To calculate a probability, the probability density is multiplied by a range of values. For example, the probability that the signal, at any given instant, will be between the values of 120 and 121 is: (121 - 120) x 0.03 = 0.03. The probability that the signal will be between 120.4 and 120.5 is: (120.5 - 120.4) x 0.03 = 0.003, etc. If the pdf is not constant over the range of interest, the multiplication becomes the integral of the pdf over that range. In other words, the area under the pdf bounded by the specified values. Since the value of the signal must always be something, the total area under the pdf curve, the integral from -∞ to +∞, will always be equal to one. This is analogous to the sum of all of the pmf values being equal to one, and the sum of all of the histogram values being equal to N.
The histogram, pmf, and pdf are very similar concepts. Mathematicians always keep them straight, but you will frequently find them used interchangeably (and therefore, incorrectly) by many scientists and
engineers.
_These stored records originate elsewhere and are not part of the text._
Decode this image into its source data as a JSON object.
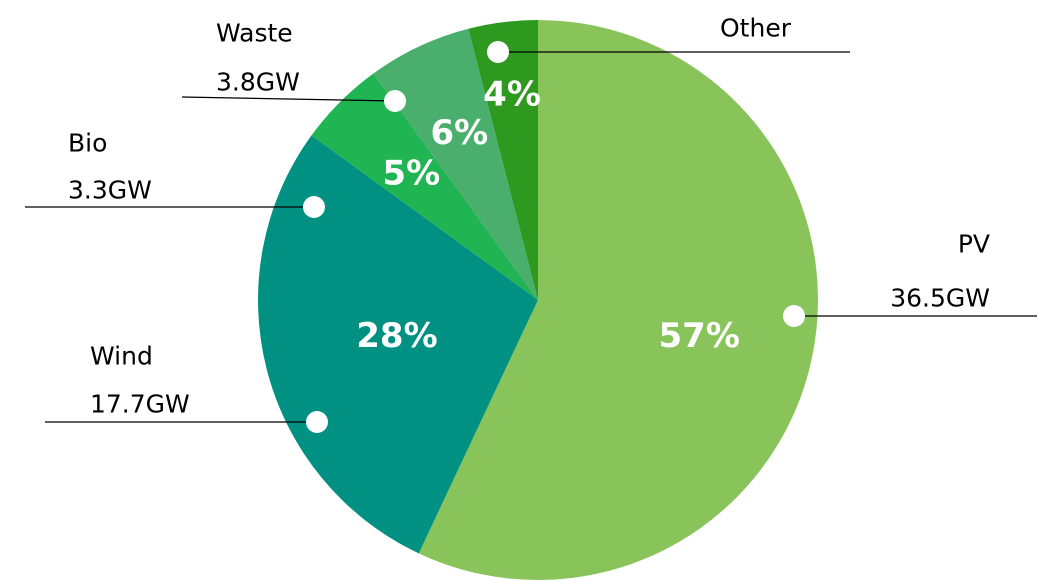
{
  "chart_data": {
    "type": "pie",
    "title": "",
    "legend": "none",
    "slices": [
      {
        "name": "PV",
        "label_value": "36.5GW",
        "percent_label": "57%",
        "value": 57,
        "color": "#88c45a"
      },
      {
        "name": "Wind",
        "label_value": "17.7GW",
        "percent_label": "28%",
        "value": 28,
        "color": "#009183"
      },
      {
        "name": "Bio",
        "label_value": "3.3GW",
        "percent_label": "5%",
        "value": 5,
        "color": "#21b453"
      },
      {
        "name": "Waste",
        "label_value": "3.8GW",
        "percent_label": "6%",
        "value": 6,
        "color": "#4aae6c"
      },
      {
        "name": "Other",
        "label_value": "",
        "percent_label": "4%",
        "value": 4,
        "color": "#2d9a1f"
      }
    ]
  }
}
Figure 2-6 shows three continuous waveforms and their pdfs. If these were discrete signals, signified by changing the horizontal axis labeling to "sample number", pmfs would be used.
A problem occurs in calculating the histogram when the number of levels each sample can take on is much larger than the number of samples in the signal. This is always true for signals represented in floating point notation, where each sample is stored as a fractional value. For example, integer representation might require the sample value to be 3 or 4, while floating point allows millions of possible fractional values between 3 and 4. The previously described approach for calculating the histogram involves counting the number of samples that have each of the possible quantization levels. This is not possible with floating point data because there are billions of possible levels that would have to be taken into account. Even worse, nearly all of these possible levels would have no samples that correspond to them. For example, imagine a 10,000 sample signal, with each sample having one billion possible values. The conventional histogram would consist of one billion data points, with all but about 10,000 of them having a value of zero.
The solution to these problems is a technique called binning. This is done by arbitrarily selecting the length of the histogram to be some convenient number, such as 1000 points, often called bins. The value of each bin represent the total number of samples in the signal that have a value within a certain range. For example, imagine a floating point signal that contains values from 0.0 to 10.0, and a histogram with 1000 bins. Bin 0 in the histogram is the number of samples in the signal with a value between 0 and 0.01, bin 1 is the number of samples with a value between 0.01 and 0.02, and so forth, up to bin 999 containing the number of samples with a value between 9.99 and 10.0. Table 2-4 presents a program for calculating a binned histogram in this manner.
How many bins should be used? This is a compromise between two problems. As shown in Fig. 2-7, too many bins makes it difficult to estimate the amplitude of the underlying pmf. This is because only a few samples fall into each bin, making the statistical noise very high. At the other extreme, too few of bins makes it difficult to estimate the underlying pmf in the horizontal direction. In other words, the number of bins controls a tradeoff between resolution in along the y-axis, and resolution along the x-axis.